LHA: a reverse supermarket sweep

Originally published on April 3 on my blog for Inside Housing.

It’s easy to forget now but the original idea behind the Local Housing Allowance (LHA) was that it would give tenants an incentive to ‘shop around’ for a cheaper rent.

Rather than get their actual rent paid, tenants would get an allowance based on the median rent for the area and if they found somewhere cheaper they could keep what they saved. In effect they could be rewarded for shopping at Lidl’s rather than Tesco’s or Sainsbury’s.

The ‘shopping incentive’ was a key feature of a new system that was designed to be fairer and more transparent than the one it replaced. The (then Labour) government said it would give tenants more choice and a greater sense of personal responsibility, administration would be easier and there would be reduced barriers to work.

Fears about the impact of moving to direct payment to tenants were allayed in local pilot schemes and for a time it seemed like the new system really was working as intended.
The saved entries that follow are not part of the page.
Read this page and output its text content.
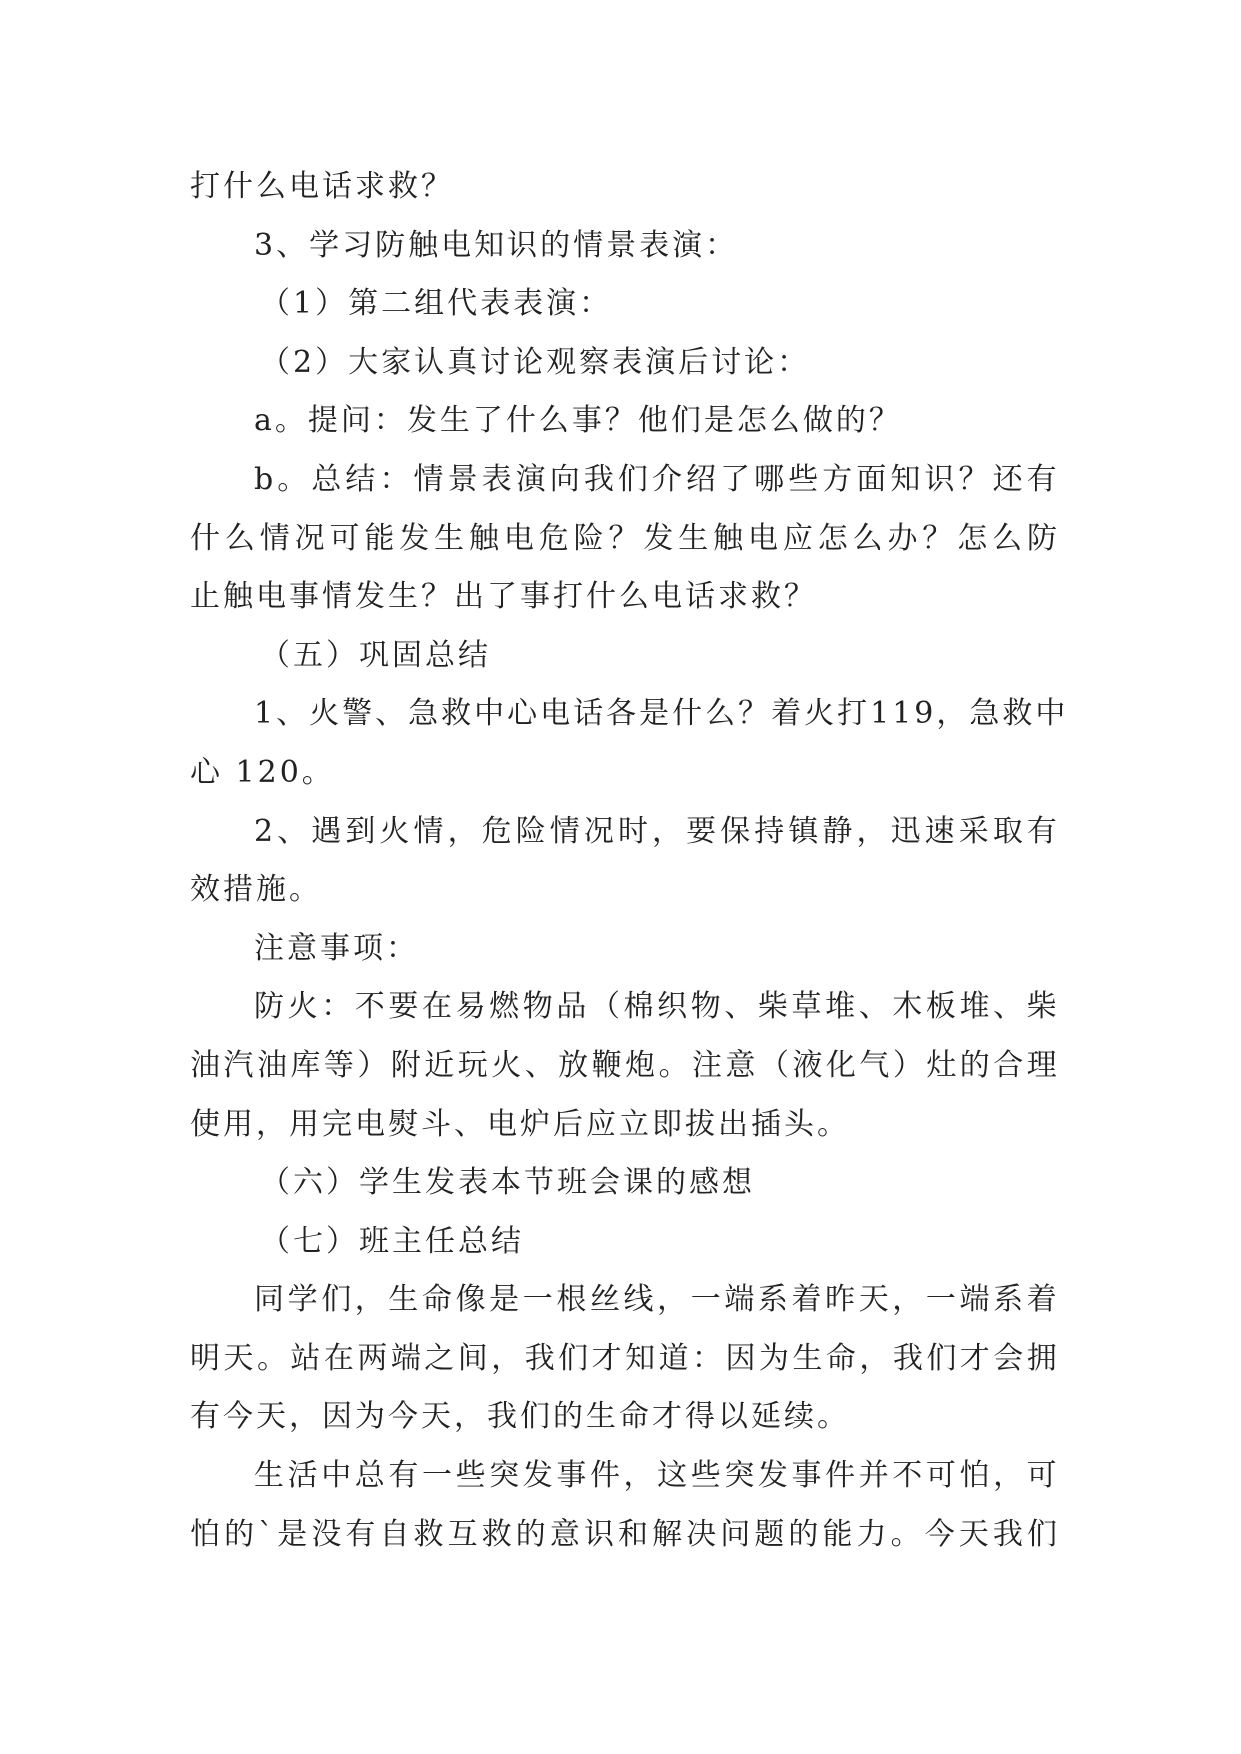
打什么电话求救？
3、学习防触电知识的情景表演：
（1）第二组代表表演：
（2）大家认真讨论观察表演后讨论：
a。提问：发生了什么事？他们是怎么做的？
b 。 总 结 ： 情 景 表 演 向 我 们 介 绍 了 哪 些 方 面 知 识 ？ 还 有
什 么 情 况 可 能 发 生 触 电 危 险 ？ 发 生 触 电 应 怎 么 办 ？ 怎 么 防
止触电事情发生？出了事打什么电话求救？
（五）巩固总结
1 、 火 警 、 急 救 中 心 电 话 各 是 什 么 ？ 着 火 打 1 1 9 ， 急 救 中
心 120。
2 、 遇 到 火 情 ， 危 险 情 况 时 ， 要 保 持 镇 静 ， 迅 速 采 取 有
效措施。
注意事项：
防 火 ： 不 要 在 易 燃 物 品 （ 棉 织 物 、 柴 草 堆 、 木 板 堆 、 柴
油 汽 油 库 等 ） 附 近 玩 火 、 放 鞭 炮 。 注 意 （ 液 化 气 ） 灶 的 合 理
使用，用完电熨斗、电炉后应立即拔出插头。
（六）学生发表本节班会课的感想
（七）班主任总结
同 学 们 ， 生 命 像 是 一 根 丝 线 ， 一 端 系 着 昨 天 ， 一 端 系 着
明 天 。 站 在 两 端 之 间 ， 我 们 才 知 道 ： 因 为 生 命 ， 我 们 才 会 拥
有今天，因为今天，我们的生命才得以延续。
生 活 中 总 有 一 些 突 发 事 件 ， 这 些 突 发 事 件 并 不 可 怕 ， 可
怕 的 ` 是 没 有 自 救 互 救 的 意 识 和 解 决 问 题 的 能 力 。 今 天 我 们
Nine years on and that early optimism has disappeared along with the original idea. Labour restricted the shopping incentive to £15 a week in 2009 and the coalition eventually removed it completely in 2010.

And that was just the start of a series of cuts in the allowance justified by constant references to a handful of very large claims in London, inferring that some tenants were choosing to shop at Harrods and Harvey Nicholls.